*Rosyjski premier Władimir Putin porównał w piątek w Paryżu biznesmena Michaiła Chodorkowskiego, odbywającego w Rosji karę długoletniego więzienia, do "oszusta stulecia" - Bernarda Madoffa i osławionego gangstera Ala Capone. *
Goszczący w piątek z wizytą we Francji Putin z okazji francusko-rosyjskiego szczytu międzyrządowego wziął udział we wspólnej konferencji prasowej z premierem Francois Fillonem. Dziennikarze poprosili go, by odniósł się do stawianych Rosji zarzutów łamania praw człowieka, dotyczących m.in. nieprawidłowości w procesie byłego szefa Jukosu, Chodorkowskiego.

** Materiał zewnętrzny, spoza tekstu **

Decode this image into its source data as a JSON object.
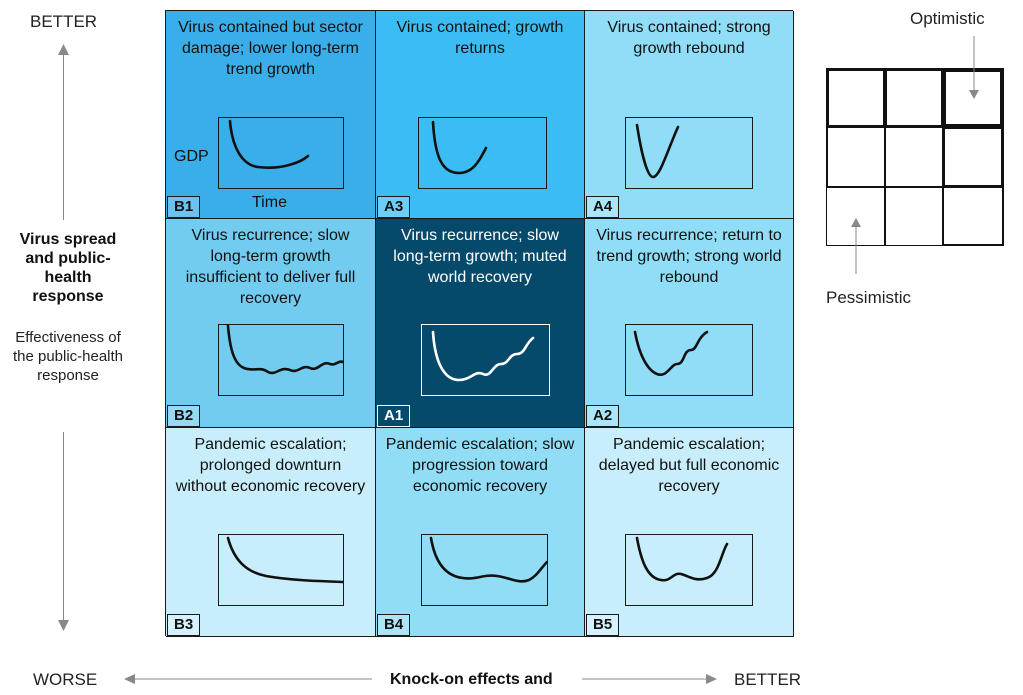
{
  "axes": {
    "y_top": "BETTER",
    "y_bottom": "WORSE",
    "y_title": "Virus spread and public-health response",
    "y_subtitle": "Effectiveness of the public-health response",
    "x_right": "BETTER",
    "x_title": "Knock-on effects and"
  },
  "cells": [
    {
      "code": "B1",
      "text": "Virus contained but sector damage; lower long-term trend growth",
      "bg": "#3aaee8",
      "dark": false,
      "gdp": "GDP",
      "time": "Time"
    },
    {
      "code": "A3",
      "text": "Virus contained; growth returns",
      "bg": "#3bbcf2",
      "dark": false
    },
    {
      "code": "A4",
      "text": "Virus contained; strong growth rebound",
      "bg": "#8fddf7",
      "dark": false
    },
    {
      "code": "B2",
      "text": "Virus recurrence; slow long-term growth insufficient to deliver full recovery",
      "bg": "#72ccef",
      "dark": false
    },
    {
      "code": "A1",
      "text": "Virus recurrence; slow long-term growth; muted world recovery",
      "bg": "#064a6b",
      "dark": true
    },
    {
      "code": "A2",
      "text": "Virus recurrence; return to trend growth; strong world rebound",
      "bg": "#8fddf7",
      "dark": false
    },
    {
      "code": "B3",
      "text": "Pandemic escalation; prolonged downturn without economic recovery",
      "bg": "#c8eefb",
      "dark": false
    },
    {
      "code": "B4",
      "text": "Pandemic escalation; slow progression toward economic recovery",
      "bg": "#92ddf6",
      "dark": false
    },
    {
      "code": "B5",
      "text": "Pandemic escalation; delayed but full economic recovery",
      "bg": "#c8eefb",
      "dark": false
    }
  ],
  "legend": {
    "optimistic": "Optimistic",
    "pessimistic": "Pessimistic"
  }
}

"Weźmy takiego Bernarda Madoffa (finansistę skazanego za miliardowe oszustwa) w Stanach Zjednoczonych, dostał dożywocie i nikt się tym nie przejął" - odparł rosyjski premier. "Działalność tych, którzy wzięli udział w tych przestępczych aferach, spowodowała w Rosji szkody w wysokości miliardów dolarów" - dodał, nawiązując do sprawy Jukosu. Jego zdaniem, w tym ostatnim wypadku doszło także do "zamachu na życie i zdrowie innych osób pod przykrywką rzekomej działalności handlowej".
"Jak państwo wiedzą, w latach 30. XX wieku w USA Al Capone był oficjalnie sądzony za oszustwa podatkowe. Ale w praktyce - za wszystkie zbrodnie, które popełnił. Z całkowitym poszanowaniem prawa" - dodał Putin. "Wszystko, co się dzieje u nas, odbywa się w majestacie prawa" - zaznaczył.

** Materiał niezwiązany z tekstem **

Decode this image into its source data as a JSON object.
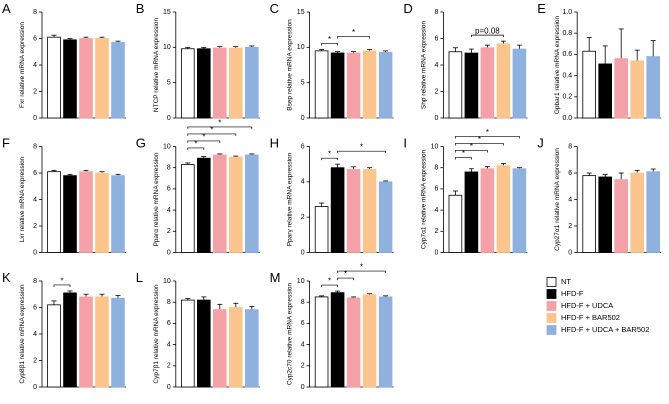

W piątkowym wydaniu francuskiej gazety popołudniowej "Le Monde" opublikowano wywiad z Michaiłem Chodorkowskim. Zachęca on w nim Francję, aby "nie traktowała łamania praw człowieka w Rosji jako problemu o znaczeniu drugorzędnym". Podkreślił, że nie chodzi tylko o niego.
Chodorkowski, niegdyś najbogatszy człowiek w Rosji, został w 2005 roku skazany na karę ośmiu lat więzienia za przestępstwa gospodarcze i podatkowe. Obecnie prokuratura stawia mu nowe zarzuty przywłaszczenie mienia i prania pieniędzy. Sam skazany i jego zwolennicy uważają, że oskarżenia wobec niego zostały sfabrykowane i były umotywowane politycznie.